GAZA - Hamas afferma di stare discutendo una proposta di cessate il fuoco a Gaza, sostenuta dagli Stati Uniti con altri gruppi palestinesi, e che presenterà la sua risposta ai mediatori una volta conclusi i colloqui. Lo scrive Reuters sul suo sito, citata anche da Times of Israel.
Le dichiarazioni arrivano dopo che fonti di media vicine ad Hamas hanno affermato che il gruppo terroristico aveva dato una “risposta positiva” all’ultima proposta di tregua e di accordo per la consegna degli ostaggi.
L’accordo per una tregua di 60 giorni a Gaza resta in bilico, apparentemente appeso alla volontà di Hamas, che dovrebbe sciogliere la riserva a breve.
In attesa di una svolta dalla, Striscia continuano ad arrivare i bollettini quotidiani delle nuove vittime di guerra, almeno 94 secondo fonti palestinesi, che ha denunciato anche un raid contro una scuola-rifugio e spari sui civili in fila per gli aiuti. In una situazione umanitaria già catastrofica e aggravata ulteriormente dal caldo e dalla mancanza d’acqua.

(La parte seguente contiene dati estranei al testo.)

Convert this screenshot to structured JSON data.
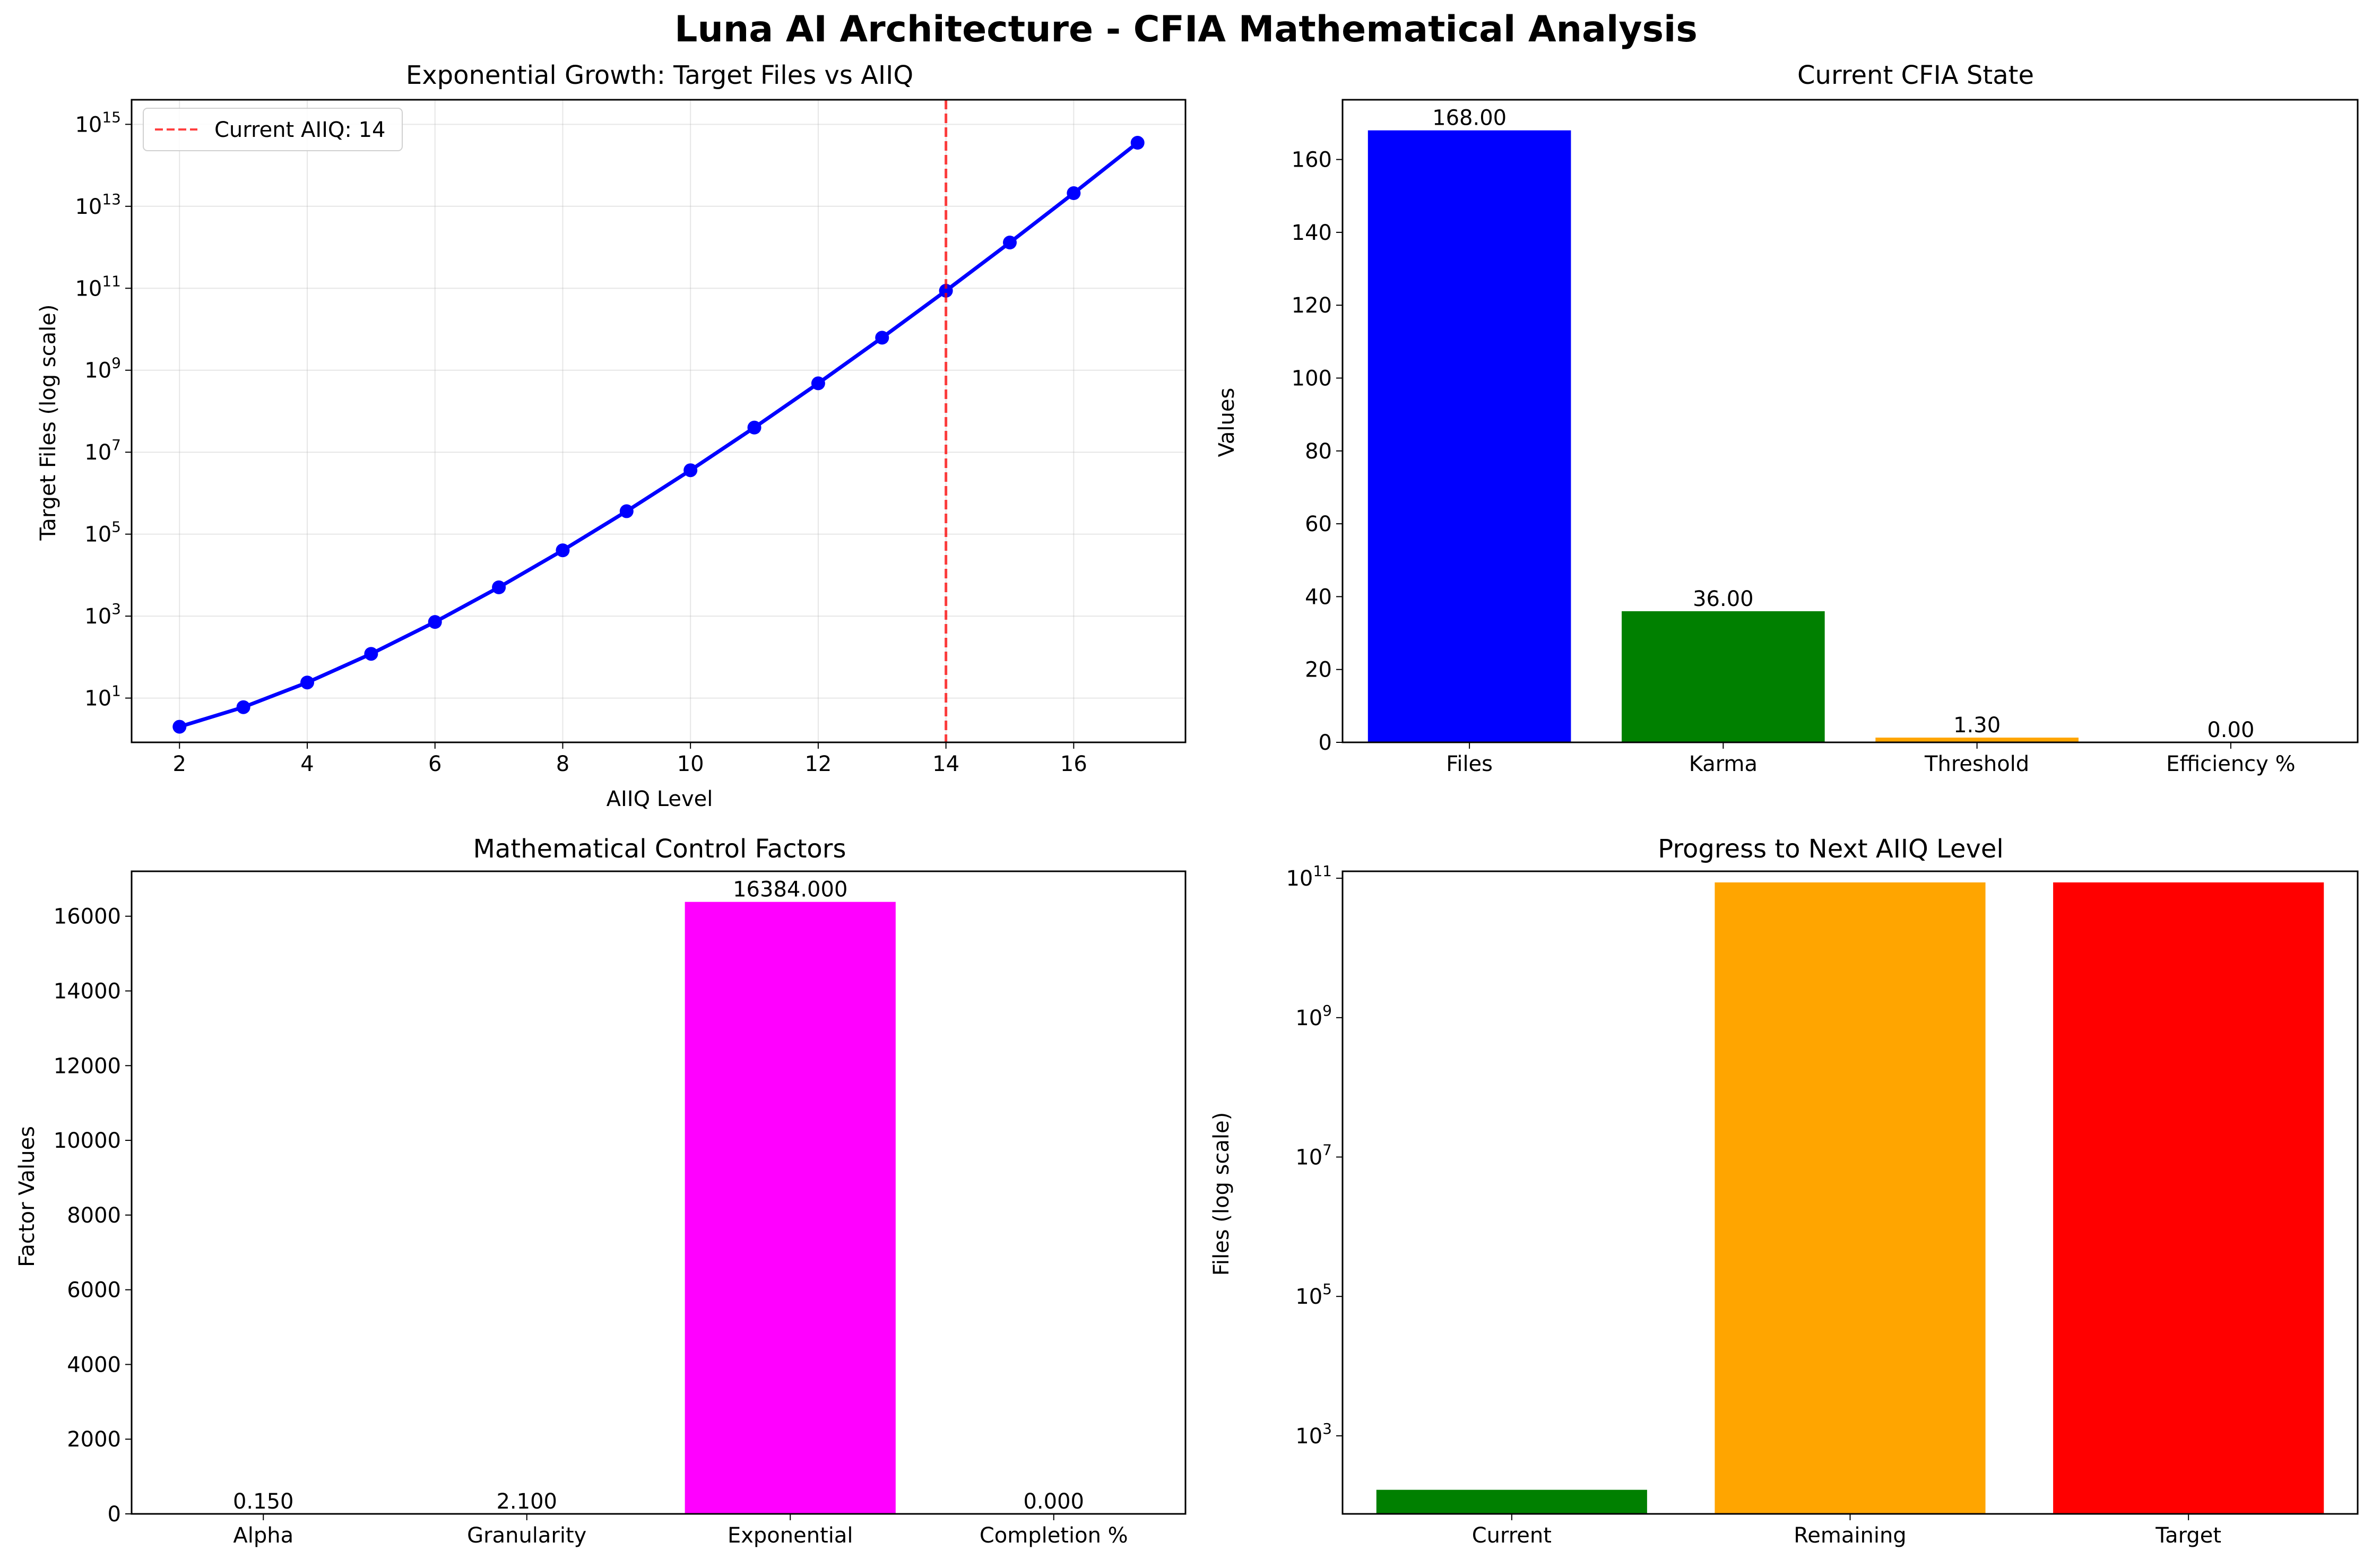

Il via libera di Israele a una nuova proposta americana di cessate il fuoco, annunciato nei giorni scorsi da Donald Trump, ha smosso le acque dopo settimane di stallo. Anche Hamas ha mostrato una cauta apertura, perché Washington avrebbe garantito l’impegno a far rispettare la tregua a Israele anche dopo i primi 60 giorni, a condizione che i negoziati tra le parti proseguano in modo credibile.
La fazione che governa la Striscia ha fatto filtrare la sua “soddisfazione”, ringraziando i mediatori. Secondo i media sauditi, dovrebbe presentare la sua risposta ufficiale entro domani sera.
Nel merito del piano Usa, non sembrano esserci ostacoli allo scambio di prigionieri in diverse fasi, che prevede il rilascio di dieci ostaggi vivi insieme a 18 corpi in cambio della liberazione di un gruppo di detenuti palestinesi.
I dubbi di Hamas riguardano l’ingresso degli aiuti e il ritiro dell’Idf (Forze di difesa israeliane), menzionati nella proposta senza indicare date specifiche o allegare mappe. Inoltre, la fazione insiste sulla fine della guerra.
In Israele filtra moderato ottimismo e si attende l’incontro tra Benyamin Netanyahu e Donald Trump alla Casa Bianca lunedì prossimo. Il ministro dell’Energia Eli Cohen, membro del gabinetto di sicurezza, ha dichiarato che c’è “sicuramente la disponibilità a raggiungere un accordo”.
A spingere per l’intesa sono sempre i familiari degli ostaggi che, consentendo alla pubblicazione di un video di due ragazzi rapiti, hanno invocato il rilascio di tutti, vivi e morti, e subito. Lo stesso Netanyahu ha incontrato la madre dell’ostaggio Matan Zangauker nella sua prima visita al kibbutz Nir Oz dall’eccidio del 7 ottobre, ma è stato accolto da una dura contestazione.
A ostacolare l’accordo con Hamas è ancora l’ultradestra di governo di Itamar Ben Gvir e Bezalel Smotrich.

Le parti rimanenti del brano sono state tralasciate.